L’écriture laisse place à quelques magnifiques textes de rap, qui disent bien la condition féminine dans les banlieues, et l’espoir de pouvoir enfin être soi-même. Quant au récit lui-même, il est conduit dans une langue vivante, proche de l’oralité, empruntant quelques mots de la langue des cités, faisant de ce récit un véritable page-turner à lire d’une traite.

Au-delà du roman policier, c’est un roman d’initiation, mais aussi une façon de donner la parole à des sans-voix, invisibles, victimes comme assignées  à résidence dans des immeubles dont les ascenseurs sont bloqués…

Poing levé

Poing levé
Yaël Hassan
Le Muscadier 2021

Quelques jours en mai juin 2020

Par Michel Driol

Dans la famille Bellerose, d’origine antillaise, il y a le père kiné, la mère coiffeuse, deux jumelles en école d’infirmière, et Junior, le héros de l’histoire, bon élève de 4ème. Durant le confinement, il doit préparer un exposé sur une personnalité qui a changé le cours de l’histoire : il a choisi Tommie Smith, le coureur américain qui a levé le poing sur le podium aux jeux olympiques de Mexico en 1968. Tandis qu’il hésite entre Anissa et de Yasmine, deux filles de sa classe, c’est Anna, sa voisine, avec laquelle il va sympathiser, qui va l’aider à préparer son exposé, et dont il va finalement tomber amoureux.

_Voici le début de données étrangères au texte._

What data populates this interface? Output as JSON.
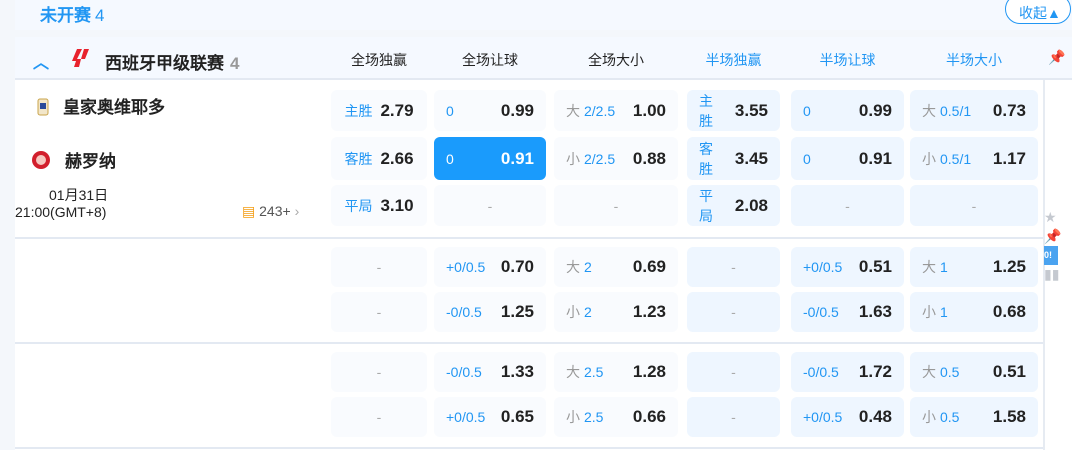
{
  "section": {
    "title": "未开赛",
    "count": "4",
    "collapse": "收起▲"
  },
  "league": {
    "name": "西班牙甲级联赛",
    "count": "4",
    "logo_color": "#e8222d"
  },
  "columns": [
    {
      "label": "全场独赢",
      "color": "#222"
    },
    {
      "label": "全场让球",
      "color": "#222"
    },
    {
      "label": "全场大小",
      "color": "#222"
    },
    {
      "label": "半场独赢",
      "color": "#2196f3"
    },
    {
      "label": "半场让球",
      "color": "#2196f3"
    },
    {
      "label": "半场大小",
      "color": "#2196f3"
    }
  ],
  "match": {
    "home": "皇家奥维耶多",
    "away": "赫罗纳",
    "date": "01月31日",
    "time": "21:00(GMT+8)",
    "markets": "243+"
  },
  "blocks": [
    [
      [
        {
          "l": "主胜",
          "v": "2.79"
        },
        {
          "l": "0",
          "v": "0.99"
        },
        {
          "p": "大",
          "l": "2/2.5",
          "v": "1.00"
        },
        {
          "l": "主胜",
          "v": "3.55"
        },
        {
          "l": "0",
          "v": "0.99"
        },
        {
          "p": "大",
          "l": "0.5/1",
          "v": "0.73"
        }
      ],
      [
        {
          "l": "客胜",
          "v": "2.66"
        },
        {
          "l": "0",
          "v": "0.91",
          "sel": true
        },
        {
          "p": "小",
          "l": "2/2.5",
          "v": "0.88"
        },
        {
          "l": "客胜",
          "v": "3.45"
        },
        {
          "l": "0",
          "v": "0.91"
        },
        {
          "p": "小",
          "l": "0.5/1",
          "v": "1.17"
        }
      ],
      [
        {
          "l": "平局",
          "v": "3.10"
        },
        {
          "e": "-"
        },
        {
          "e": "-"
        },
        {
          "l": "平局",
          "v": "2.08"
        },
        {
          "e": "-"
        },
        {
          "e": "-"
        }
      ]
    ],
    [
      [
        {
          "e": "-"
        },
        {
          "l": "+0/0.5",
          "v": "0.70"
        },
        {
          "p": "大",
          "l": "2",
          "v": "0.69"
        },
        {
          "e": "-"
        },
        {
          "l": "+0/0.5",
          "v": "0.51"
        },
        {
          "p": "大",
          "l": "1",
          "v": "1.25"
        }
      ],
      [
        {
          "e": "-"
        },
        {
          "l": "-0/0.5",
          "v": "1.25"
        },
        {
          "p": "小",
          "l": "2",
          "v": "1.23"
        },
        {
          "e": "-"
        },
        {
          "l": "-0/0.5",
          "v": "1.63"
        },
        {
          "p": "小",
          "l": "1",
          "v": "0.68"
        }
      ]
    ],
    [
      [
        {
          "e": "-"
        },
        {
          "l": "-0/0.5",
          "v": "1.33"
        },
        {
          "p": "大",
          "l": "2.5",
          "v": "1.28"
        },
        {
          "e": "-"
        },
        {
          "l": "-0/0.5",
          "v": "1.72"
        },
        {
          "p": "大",
          "l": "0.5",
          "v": "0.51"
        }
      ],
      [
        {
          "e": "-"
        },
        {
          "l": "+0/0.5",
          "v": "0.65"
        },
        {
          "p": "小",
          "l": "2.5",
          "v": "0.66"
        },
        {
          "e": "-"
        },
        {
          "l": "+0/0.5",
          "v": "0.48"
        },
        {
          "p": "小",
          "l": "0.5",
          "v": "1.58"
        }
      ]
    ]
  ]
}
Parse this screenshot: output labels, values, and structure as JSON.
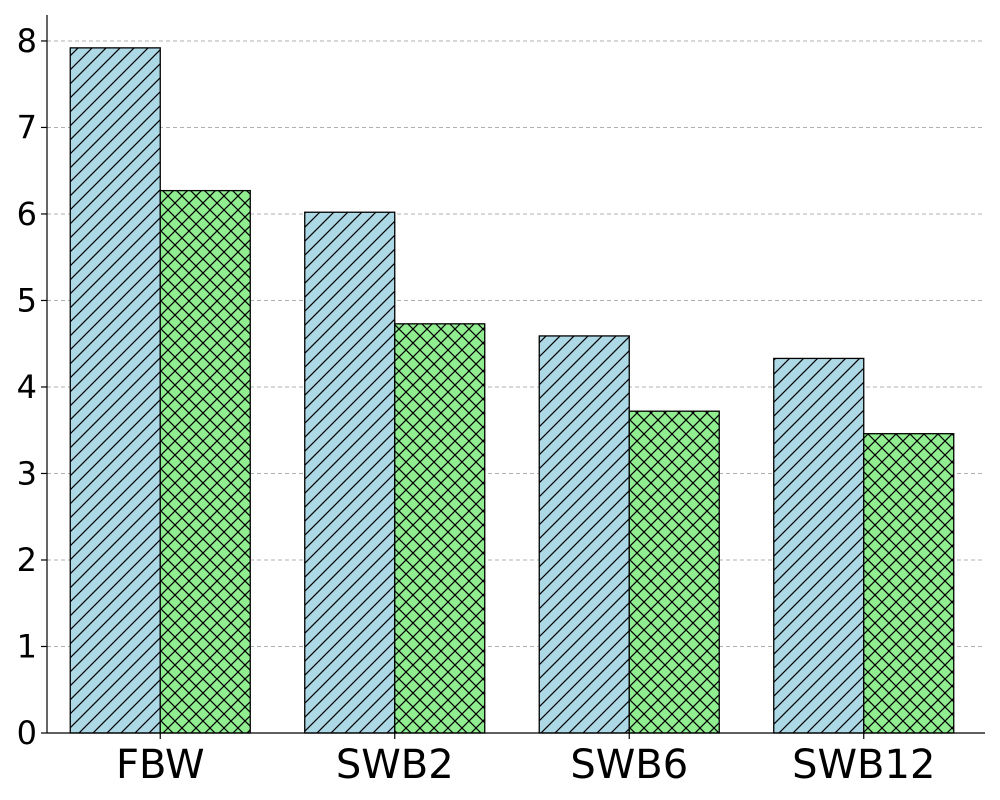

Ecrit à la troisième personne, ce roman polyphonique rend compte d’une actualité brûlante, et de la période de la fin du confinement. S’y croisent en effet des extraits de l’autobiographie de Tommie Smith, la mort de George Floyd aux Etats Unis à travers des flashs du journal télévisé, des documentaires résumés, dont on a l’adresse pour aller les revoir, des articles sur les préjugés, mais aussi des échanges de SMS. S’y croisent aussi les paroles singulières des membres de la famille Bellerose, des amis de Junior, le regard d’Anissa et de Yasmine sur l’actualité française, l’affaire Adama Traore, les violences policières ou les contrôles au faciès. Le roman vaut donc par ces voix singulières, et par la galerie de personnages secondaires qui vont des grands parents de Junior restés aux Antilles à ses amis, Arthur, d’origine asiatique, Anna, d’origine polonaise, Yasmine et Anissa, d’origine maghrébine, voire à une ancienne déportée qui porte encore un numéro tatoué sur le bras.  Tout cela laisserait croire à une France black-blanc-beur, mais le roman s’avère moins optimiste qu’il n’y parait. Ce sont des clans, par origine, qui se forment au collège. C’est Anissa, jeune fille rieuse, qui est en fait sous la coupe de son grand frère, islamiste intégriste, et que l’on voit porter le voile. C’est Yasmine qui constate qu’on ne se mélange pas en fait, et que chacun reste dans son clan, son groupe, sa communauté pour sortir ensemble. Pour autant, le roman n’est pas complètement désenchanté. D’abord parce que l’histoire de Tommie Smith, reçu par le président Obama, montre que les choses peuvent changer, et qu’on n’est pas condamné au communautarisme. Ensuite parce que Junior veut échapper à ces déterminismes socio-culturels et veut combattre les préjugés, parce qu’avec ses sœurs et Anna il participe à un rassemblement pour protester contre les violences policières. Le roman est un appel à ne pas faire d’amalgame, à faire la part des choses, à s’interroger sur les préjugés, les manipulations d’opinion d’où qu’elles viennent, à dialoguer, même si les points de vue sont différents.

Un roman sur le monde contemporain, dans lequel on retrouve la force narratrice de Yaël Hassan, l’importance qu’ont pour elle l’histoire et le souvenir, et l’espoir en un monde plus fraternel.